Les pro-Kanaky, qui avait, de l’avis général, réussi leur mobilisation il y a deux ans, n’ont pas changé de recette. La campagne s’est étirée de réunions de quartiers en « comités nationalistes » en tribus, d’abord à l’écart des objectifs, puis, depuis quelques semaines, devant les micros et caméras. « Se libérer du carcan de la France », « prendre en main son destin », « tisser des liens d’égal à égal » avec Paris et « pouvoir discuter avec tout le monde »… 167 ans – et quelques jours – après la prise de possession de la Nouvelle-Calédonie par la France – « c’est plus que la Polynésie ! » note Roch Wamytan – les messages sont bien rodés. « Il ne faut pas manquer cette occasion-là, insiste le signataire des accords de Nouméa. Par le passé nous avons raté des opportunités ».
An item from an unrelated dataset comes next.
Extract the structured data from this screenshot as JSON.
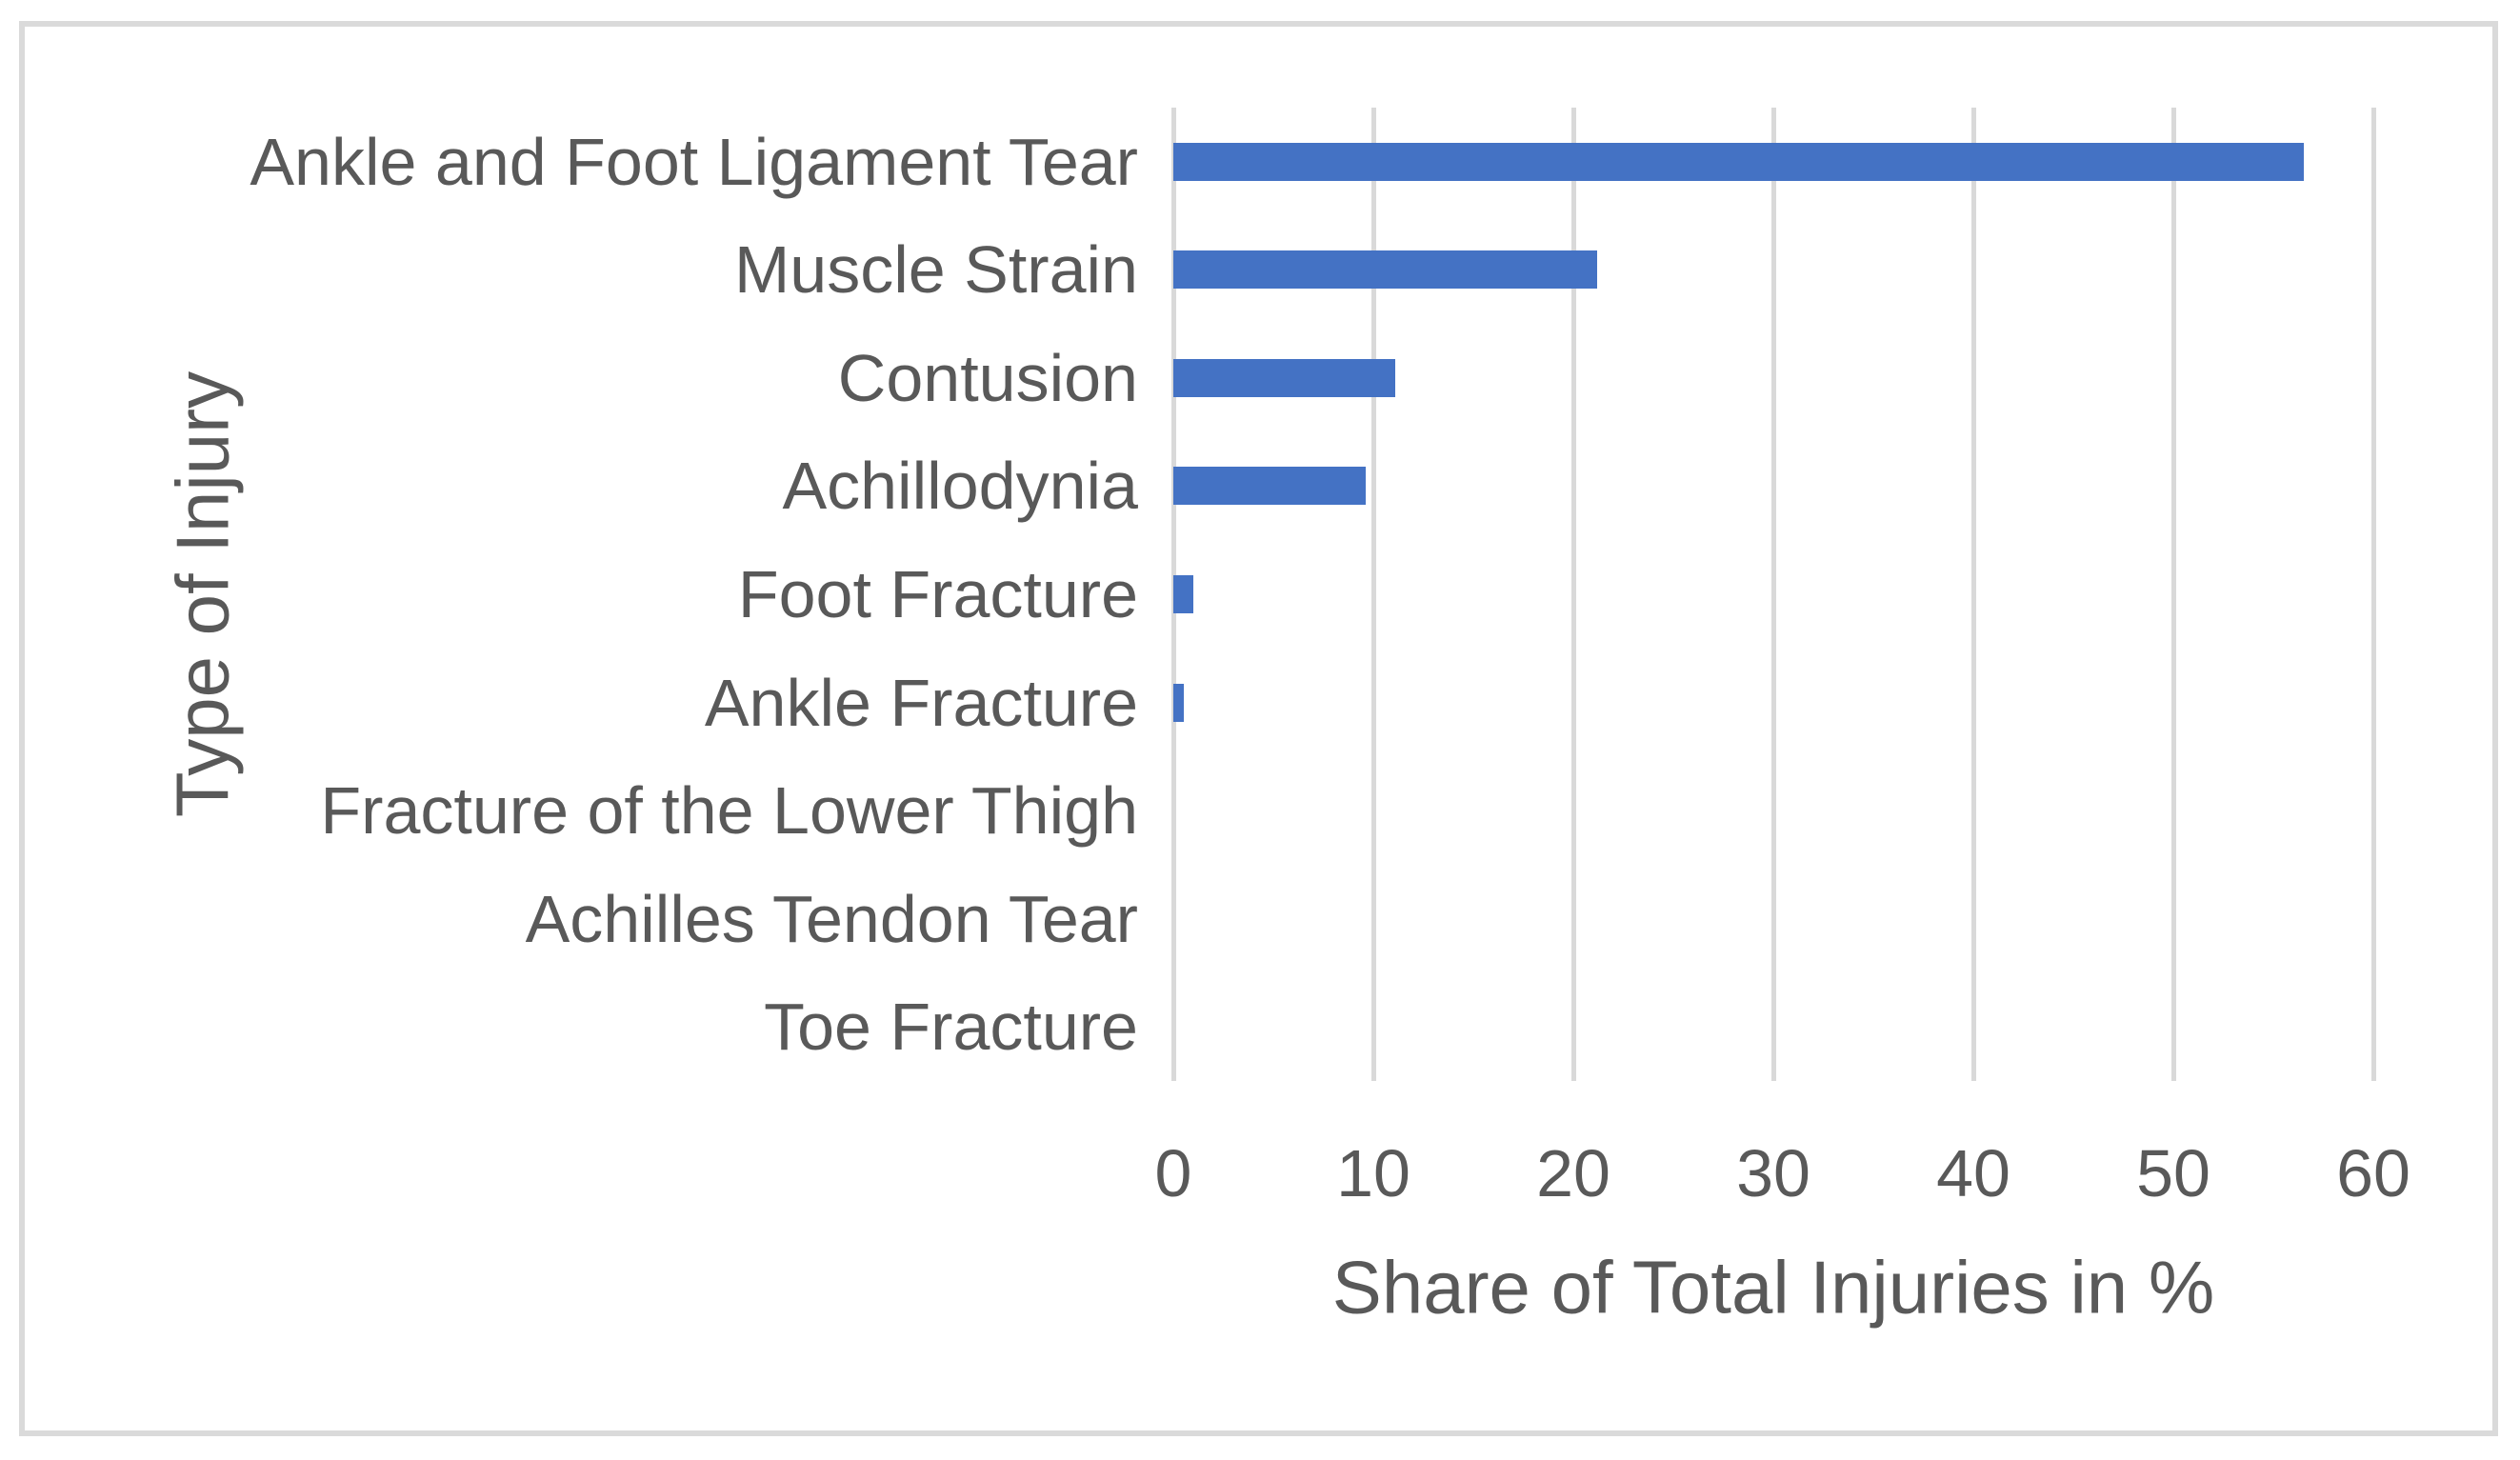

Main tendue à « tous les Océaniens »

Un peu plus de 18 500 voix avaient séparé le oui et le non en 2018. Pour rattraper ce retard, les indépendantistes comptent sur les quelques 33 000 abstentionnistes du premier référendum, auquel s’ajoutent 2 200 votes blancs et nuls et quelques milliers de jeunes majeurs… Mais au FLNKS, on le sait, pour l’emporter, il faudra aussi faire basculer des votes. Roch Wamytan, dont les sorties clivantes, voire excluantes à l’égard d’autres communautés ont parfois fait débat par le passé, développe cette fois un message rassembleur : « Notre projet, ça n’est pas de rejeter l’autre », insiste-t-il. La figure de l’Union Calédonienne rappelle l’alliance formée récemment au Congrès avec le parti communautariste wallisien « L’Éveil Océanien », non aligné ce 4 octobre. « Nous nous sommes rapprochés de nos frères océaniens et nous leur avons offert de participer à ce grand projet », dit-il.
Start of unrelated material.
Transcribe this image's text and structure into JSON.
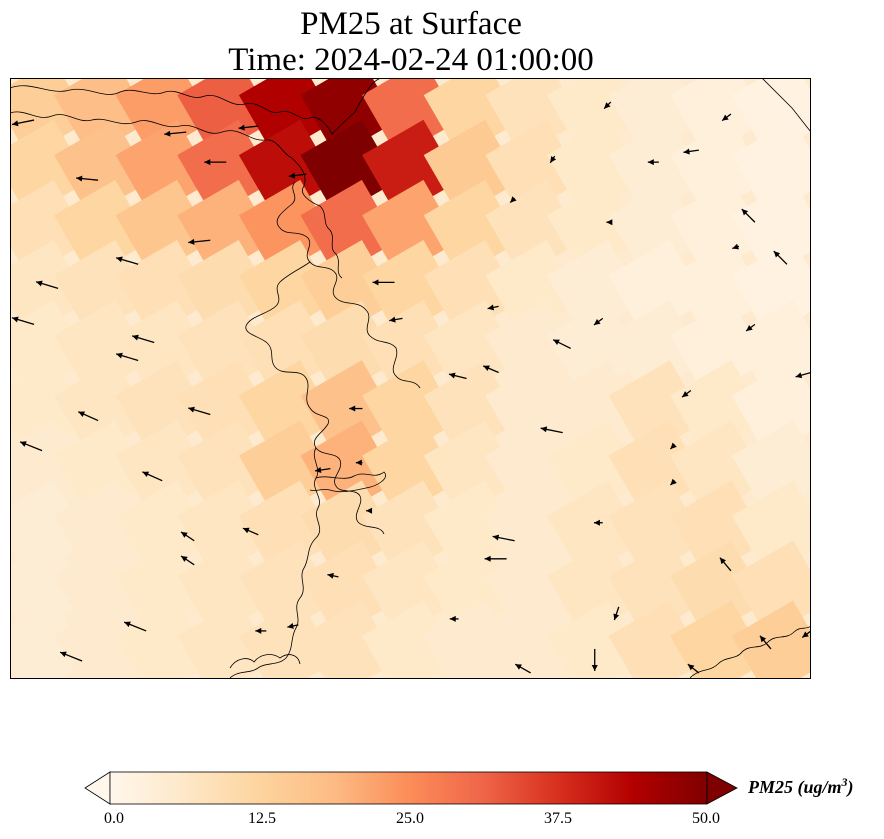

Les loyalistes le martèlent : le projet du FLNKS est « excluant » des autres communautés, « dangereux pour le vivre ensemble », par ses références constantes à l’identité Kanak et par la place donnée à la coutume dans son système institutionnel. « Les Kanak, ce sont tous les gens du pays », répond le grand-chef du district de Pont-des-Français, et donc d’une partie de Saint-Louis, la tribu la plus proche de Nouméa. Il parle de « Kanak d’origine mélanésienne, wallisienne, polynésienne… » et n’oublie pas d’inclure, dans la « majorité océanienne » qu’il voit se dessiner dans le pays, les « Caldoches », Calédoniens d’origine européenne présents depuis plusieurs générations sur le Caillou. Des catégorisations avant tout culturelles vu les métissages, nombreux depuis les temps du bagne, mais longtemps passés sous silence. « Ils ont mis du temps à le reconnaitre, mais 80% des Caldoches de Calédonie ont des origines Kanak, avance Roch Wamytan, sans plus de références. En tout cas, nous considérons que les Caldoches ce sont des Océaniens aussi ».

 

L’État « s’accroche comme une huître pour ne pas nous lâcher »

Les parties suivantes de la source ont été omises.